Là encore, la Chine est un exemple pertinent. Les États-Unis entretiennent des relations difficiles avec ce pays. Le problème géopolitique est atténué par le problème économique, mais avec la fin de la Guerre froide, le coût n’est plus essentiel. Le problème économique avec la Chine a été intégré au problème géopolitique. Le libre-échange relatif avec la Chine a atteint un objectif géopolitique, mais a affaibli l’économie américaine de deux manières : la baisse des coûts de main-d’œuvre a permis des exportations à bas prix et la délocalisation d’entreprises en Chine. Mais les problèmes étaient plus profonds. Les États-Unis sont devenus dépendants des importations de composants clés, parfois de solutions de rechange complètes, à la production américaine. Si ces importations étaient interrompues, cela créerait une crise majeure qui obligerait Washington à relancer la production nationale de produits finis et de composants essentiels.

Les relations américano-chinoises ont peut-être été difficiles, mais elles n’ont jamais été au point de menacer la guerre. La Chine pouvait choisir de placer les États-Unis dans une position très dangereuse, à l’instar de l’embargo pétrolier arabe des années 1970. Une guerre a été menée par l’Égypte et la Syrie contre Israël en 1973. Les attaquants étaient approvisionnés par la Russie, les Israéliens par les États-Unis. La victoire d’Israël a suscité une colère anti-américaine dans le monde arabe. Les producteurs de pétrole arabes, qui fournissaient une part substantielle du pétrole américain, ont alors imposé un embargo. Cela a coûté cher aux Arabes, mais la géopolitique du monde arabe les a forcés à agir.
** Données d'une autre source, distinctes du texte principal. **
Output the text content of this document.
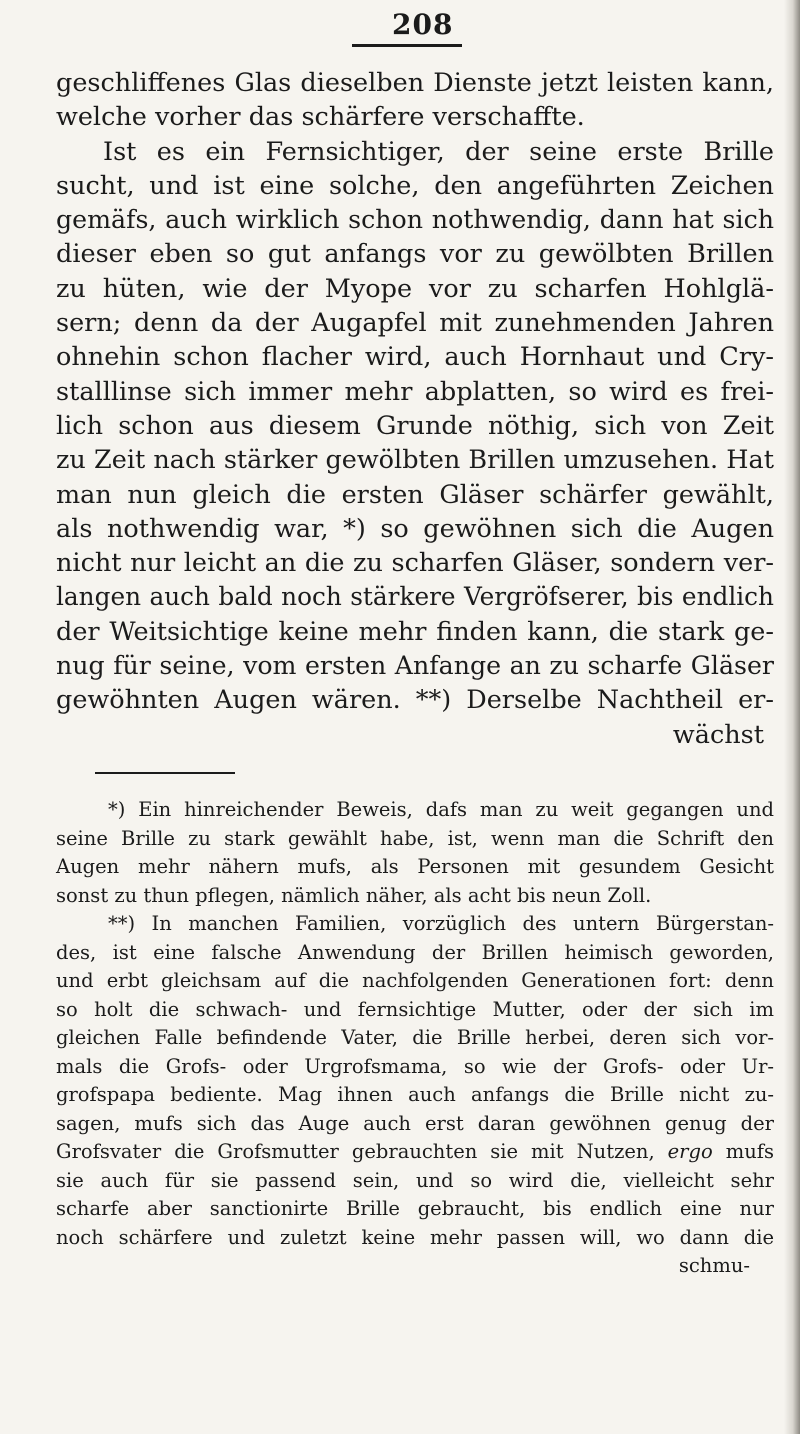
208
geschliffenes Glas dieselben Dienste jetzt leisten kann,
welche vorher das schärfere verschaffte.
Ist es ein Fernsichtiger, der seine erste Brille
sucht, und ist eine solche, den angeführten Zeichen
gemäfs, auch wirklich schon nothwendig, dann hat sich
dieser eben so gut anfangs vor zu gewölbten Brillen
zu hüten, wie der Myope vor zu scharfen Hohlglä-
sern; denn da der Augapfel mit zunehmenden Jahren
ohnehin schon flacher wird, auch Hornhaut und Cry-
stalllinse sich immer mehr abplatten, so wird es frei-
lich schon aus diesem Grunde nöthig, sich von Zeit
zu Zeit nach stärker gewölbten Brillen umzusehen. Hat
man nun gleich die ersten Gläser schärfer gewählt,
als nothwendig war, *) so gewöhnen sich die Augen
nicht nur leicht an die zu scharfen Gläser, sondern ver-
langen auch bald noch stärkere Vergröfserer, bis endlich
der Weitsichtige keine mehr finden kann, die stark ge-
nug für seine, vom ersten Anfange an zu scharfe Gläser
gewöhnten Augen wären. **) Derselbe Nachtheil er-
wächst
*) Ein hinreichender Beweis, dafs man zu weit gegangen und
seine Brille zu stark gewählt habe, ist, wenn man die Schrift den
Augen mehr nähern mufs, als Personen mit gesundem Gesicht
sonst zu thun pflegen, nämlich näher, als acht bis neun Zoll.
**) In manchen Familien, vorzüglich des untern Bürgerstan-
des, ist eine falsche Anwendung der Brillen heimisch geworden,
und erbt gleichsam auf die nachfolgenden Generationen fort: denn
so holt die schwach- und fernsichtige Mutter, oder der sich im
gleichen Falle befindende Vater, die Brille herbei, deren sich vor-
mals die Grofs- oder Urgrofsmama, so wie der Grofs- oder Ur-
grofspapa bediente. Mag ihnen auch anfangs die Brille nicht zu-
sagen, mufs sich das Auge auch erst daran gewöhnen genug der
Grofsvater die Grofsmutter gebrauchten sie mit Nutzen, ergo mufs
sie auch für sie passend sein, und so wird die, vielleicht sehr
scharfe aber sanctionirte Brille gebraucht, bis endlich eine nur
noch schärfere und zuletzt keine mehr passen will, wo dann die
schmu-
La perte d’une importation énergétique essentielle a plongé les États-Unis dans une crise économique massive. Dans ce cas, la nécessité géopolitique a pris le pas sur les considérations économiques.

La Chine exporte des composants industriels essentiels vers les États-Unis. Elle est également un concurrent géopolitique de ces derniers. Si les événements la contraignent à accepter des coûts économiques et financiers pour obtenir un avantage géopolitique, elle pourrait se persuader d’imposer un embargo. Cela crée une vulnérabilité géopolitique majeure pour les États-Unis. Outre leur volonté de transformer les relations économiques à l’échelle mondiale, les États-Unis doivent d’abord agir de toute urgence avec la Chine.

Les efforts déployés par les États-Unis pour se distancier du reste du monde ont, comme on pouvait s’y attendre, provoqué des troubles internes et externes. Si cette stratégie avait été menée plus lentement, elle n’aurait engendré qu’un malaise durable. Malaise et turbulences font partie de modèles géopolitiques obsolètes. L’évolution de ces modèles est à la fois perturbatrice et mal comprise, car les forces de la nécessité géopolitique semblent moins déterminantes que les forces économiques.

Mais la vérité – et c’est là le sens de cette histoire – est que les forces de l’humanité dans son ensemble génèrent des pressions impersonnelles qui submergent les préférences humaines lorsqu’elles définissent la réalité. La transition vers de nouvelles réalités fut moins sanglante que la fin de l’ère européenne en 1945 et l’avènement de l’ère américaine. Mais d’un autre côté, elle n’a pas modifié la réalité géopolitique fondamentale. Là où l’Europe a été remplacée comme centre du monde, les États-Unis le restent. La tourmente n’est donc pas le début de la tempête, mais la dernière avant le retour au calme.